For reference, the above comment was cross-posted on the Godot Q&A: https://godotengine.org/qa/135488/has-anyone-ever-gotten-a-3rd-party-ssl-to-work

@Faless Is this a bug with accept_stream(), or do we need to change something in the documentation?

[Faless]

I think it's a bug, in the sense that the ca_chain argument effectively does nothing, and you need to use the "fullchain" certificate.
I think we should just deprecate the "ca_chain" parameter, and just require full chain certificates (there is really no difference in mbdedtls or in the spec, fullchain is simply ca_chain and cert concatenated).

[sigrudds1]

Well without the verify it works as documented, especially going the self-signed route per the docs where the fullchain is not produced, maybe additional direction in the docs for the CA section, unless you want to change the docs entirely. If/While the docs are being edited I would also suggest noting that the pem files should be renamed or symlinked to .key and .crt, it alludes to it, I figured it out, but is not clear when using a CA provided cert.

[Faless]

@sigrudds1 well, in the case of self-signed certificates the certificate itself is the full chain, so it should work as long as it is (self-)signed for the correct domain.
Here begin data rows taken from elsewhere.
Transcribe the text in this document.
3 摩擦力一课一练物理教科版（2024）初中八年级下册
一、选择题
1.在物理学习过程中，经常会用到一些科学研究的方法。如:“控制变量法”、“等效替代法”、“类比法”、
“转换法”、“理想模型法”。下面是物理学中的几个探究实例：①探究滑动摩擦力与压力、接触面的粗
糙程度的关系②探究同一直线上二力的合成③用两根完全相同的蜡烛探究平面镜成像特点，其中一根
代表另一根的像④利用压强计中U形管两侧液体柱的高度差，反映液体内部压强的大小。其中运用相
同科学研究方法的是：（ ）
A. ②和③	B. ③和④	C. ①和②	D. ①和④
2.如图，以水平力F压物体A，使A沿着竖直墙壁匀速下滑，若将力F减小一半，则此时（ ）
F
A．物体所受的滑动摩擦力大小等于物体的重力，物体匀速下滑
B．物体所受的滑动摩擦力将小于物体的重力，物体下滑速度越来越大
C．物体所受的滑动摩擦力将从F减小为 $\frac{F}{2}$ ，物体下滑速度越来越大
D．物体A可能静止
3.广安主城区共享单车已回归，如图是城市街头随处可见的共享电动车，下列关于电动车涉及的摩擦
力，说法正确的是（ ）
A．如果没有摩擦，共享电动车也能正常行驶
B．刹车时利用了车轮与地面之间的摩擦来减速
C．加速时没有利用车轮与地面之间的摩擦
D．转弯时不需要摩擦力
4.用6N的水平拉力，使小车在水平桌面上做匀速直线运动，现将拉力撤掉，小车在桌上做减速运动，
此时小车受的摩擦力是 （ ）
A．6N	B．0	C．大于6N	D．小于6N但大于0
The problem there in case is that when you do certificate pinning (e.g. self-signed certificates), you don't really care about the domain name so that check might be redundant.

But there is a conceptual difference between "just my cert" (certificate pinning), and "just one CA" (a Root CA).
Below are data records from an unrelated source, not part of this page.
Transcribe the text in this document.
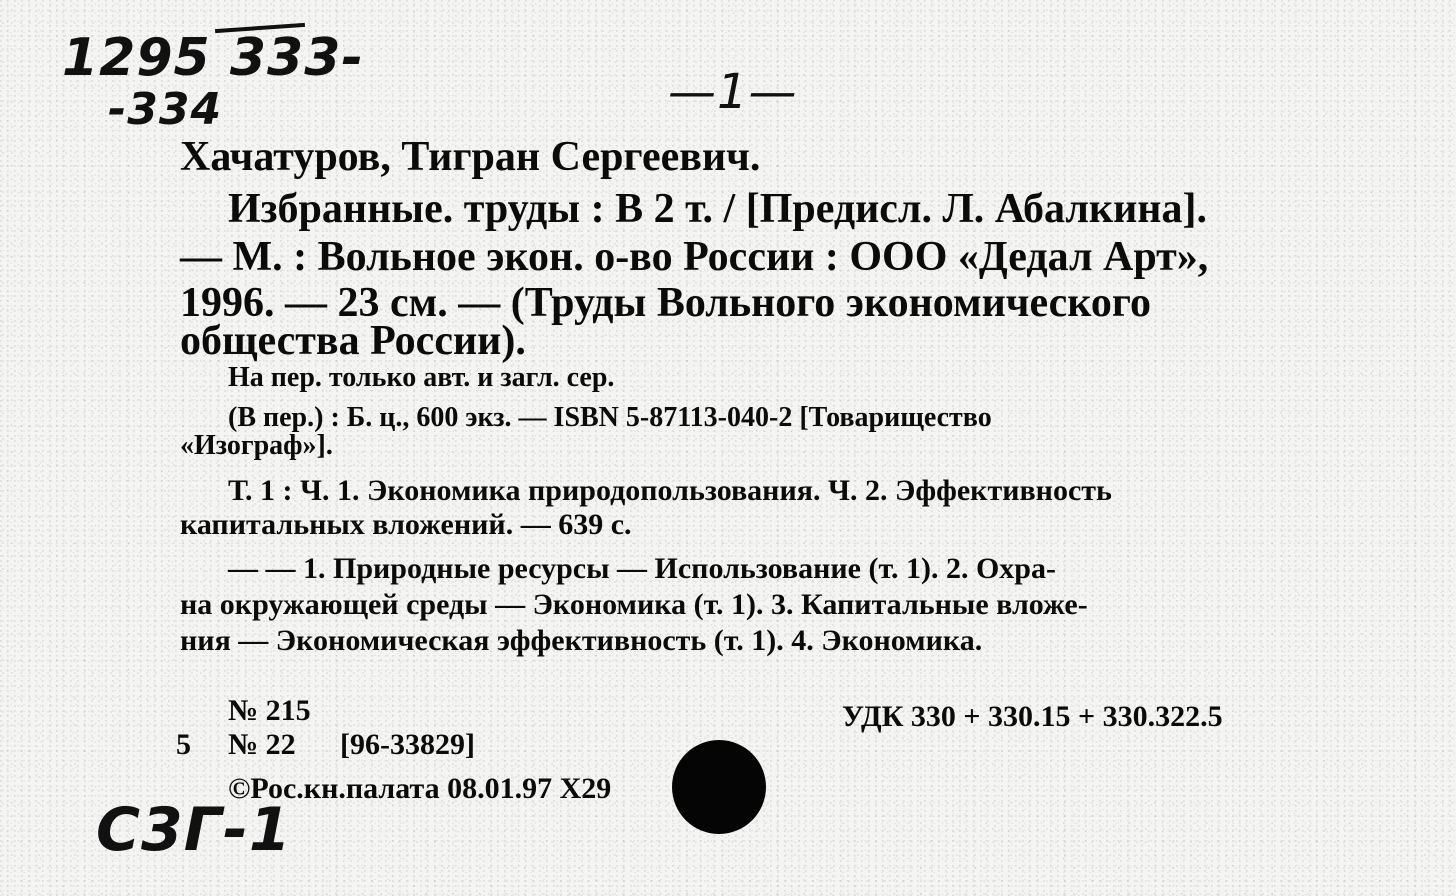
1295 333-
-334	—1—
C3Г-1
Хачатуров, Тигран Сергеевич.
Избранные. труды : В 2 т. / [Предисл. Л. Абалкина].
— М. : Вольное экон. о-во России : ООО «Дедал Арт»,
1996. — 23 см. — (Труды Вольного экономического
общества России).
На пер. только авт. и загл. сер.
(В пер.) : Б. ц., 600 экз. — ISBN 5-87113-040-2 [Товарищество
«Изограф»].
Т. 1 : Ч. 1. Экономика природопользования. Ч. 2. Эффективность
капитальных вложений. — 639 с.
— — 1. Природные ресурсы — Использование (т. 1). 2. Охра-
на окружающей среды — Экономика (т. 1). 3. Капитальные вложе-
ния — Экономическая эффективность (т. 1). 4. Экономика.
№ 215
5 № 22 [96-33829]
©Рос.кн.палата 08.01.97 Х29
УДК 330 + 330.15 + 330.322.5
Maybe we can detect self signed certificates and disable hostname verification in that case specifically, but I'm a bit reluctant as it might have security implications which I'm not thinking of right now.

There might also be a better solution I'm not seeing right now.

In any case, I would much prefer we make a clear tutorial/example of using SSL/DTLS with self-signed (we can use Crypto now) and letsencrypt cert.

[sigrudds1]

@Faless Here is a thought, if the fullchain is a combination of the chain and the cert then is the purpose of the chain parameter to concatenate the cert with the chain parameters? If this were the case then the bug would be that is not happening and if it did so it would have worked.

As I thought, nothing is being done with chain, an oversight?

[sigrudds1]

Crude way of doing it but this works

Error StreamPeerMbedTLS::accept_stream(Ref<StreamPeer> p_base, Ref<CryptoKey> p_key, Ref<X509Certificate> p_cert, Ref<X509Certificate> p_ca_chain) {
	ERR_FAIL_COND_V(p_base.is_null(), ERR_INVALID_PARAMETER);

	if (p_cert.is_valid() && p_ca_chain.is_valid()) {
		Error err;
		String cert = FileAccess::get_file_as_string(p_cert->get_path(), &err);
		ERR_FAIL_COND_V(err != OK, err); 
		
		String chain = FileAccess::get_file_as_string(p_ca_chain->get_path(), &err);
		ERR_FAIL_COND_V(err != OK, err); 
		
		String certs = cert + chain;
		CharString cs = certs.utf8();
		
		err = p_cert->load_from_memory((uint8_t *)cs.ptr(), cs.size());
		ERR_FAIL_COND_V(err != OK, err);
	}

[blurrred]

I was having the -9984 error when trying to communicate with a secure WebSocket (wss://). It was because I updated my SSL certificate on my server but didn't update nginx-selfsigned.crt on my Godot client. After doing that, everything worked as expected.

[sigrudds1]

I was having the -9984 error when trying to communicate with a secure WebSocket (wss://). It was because I updated my SSL certificate on my server but didn't update nginx-selfsigned.crt on my Godot client. After doing that, everything worked as expected.

This is not the same problem but is the same error code, which in a nutshell means the cert is not legit either thru verify or the cert itself; self signed cannot use verify flag, it will never pass, Your experience is not the same as the OP which is due to that the 3rd party provider did not give the full chain cert, some do but not all, and the function indicates parameters for the cert and chain separately which is what the full chain really is and proven by concatenating the chain with the cert and in the cert parameter of the function.